SAS Shifts from Cassandra to ScyllaDB with No Code Changes
David Blythe of SAS discusses a seamless migration from Cassandra to ScyllaDB.
Transcript
My name is David Blythe. I'm a Principal Software Engineer at SAS. SAS is a leader in analytics. We have been using NoSQL databases to store data about visitors who are going to be served advertising. And as we were using a previous version of Cassandra and our license was coming due, we wanted to consider alternatives and ScyllaDB was an alternative that offered the possibility of saving us costs and being more performant.
So we did some internal evaluations of ScyllaDB, found that to be true, and made the switch. The remarkable thing was that ScyllaDB had claimed that it was compatible with Cassandra. In the many years I've been doing software development and companies have made those claims, this was one of the only times I can remember where that actually proved to be true.
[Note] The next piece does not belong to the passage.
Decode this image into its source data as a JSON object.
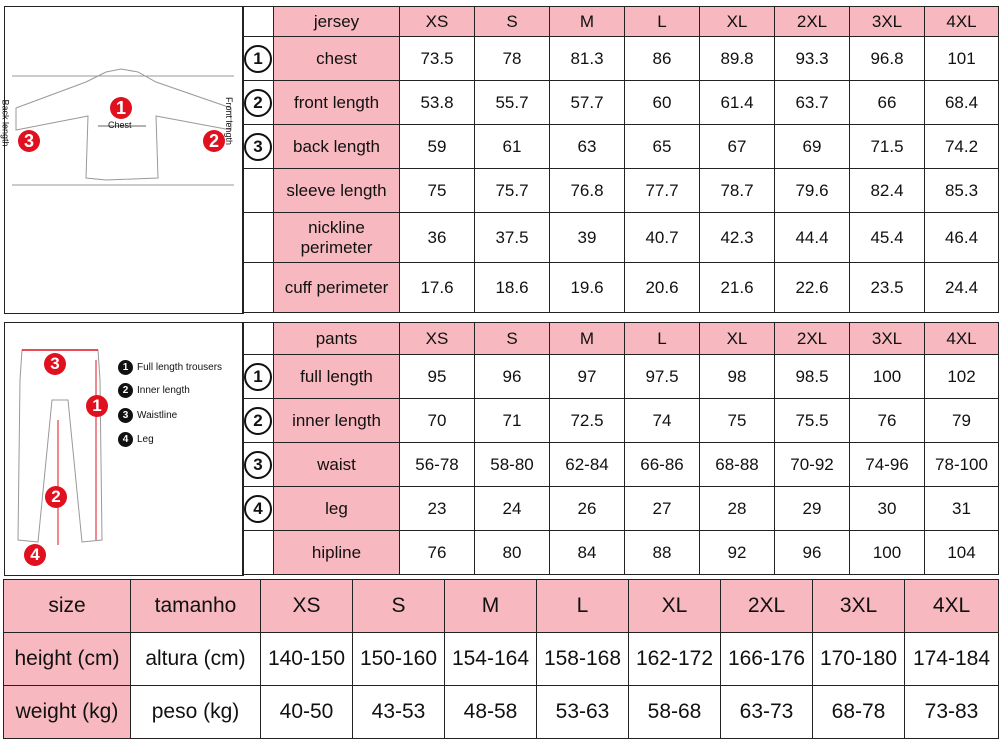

We did not change our application one bit: the same drivers, the same commands we were using before with Cassandra, were working with ScyllaDB with absolutely no changes.
So for very low technical costs, we wound up saving money on infrastructure and getting better read performance , much improved read performance, especially when went under load. Additionally, it has been operationally much easier than Cassandra. There are fewer knobs to twiddle and yet the thing just works. It's been reliable. We have hardly any headaches ever, surrounding the ScyllaDB implementation that we have. It's been it's been wonderful.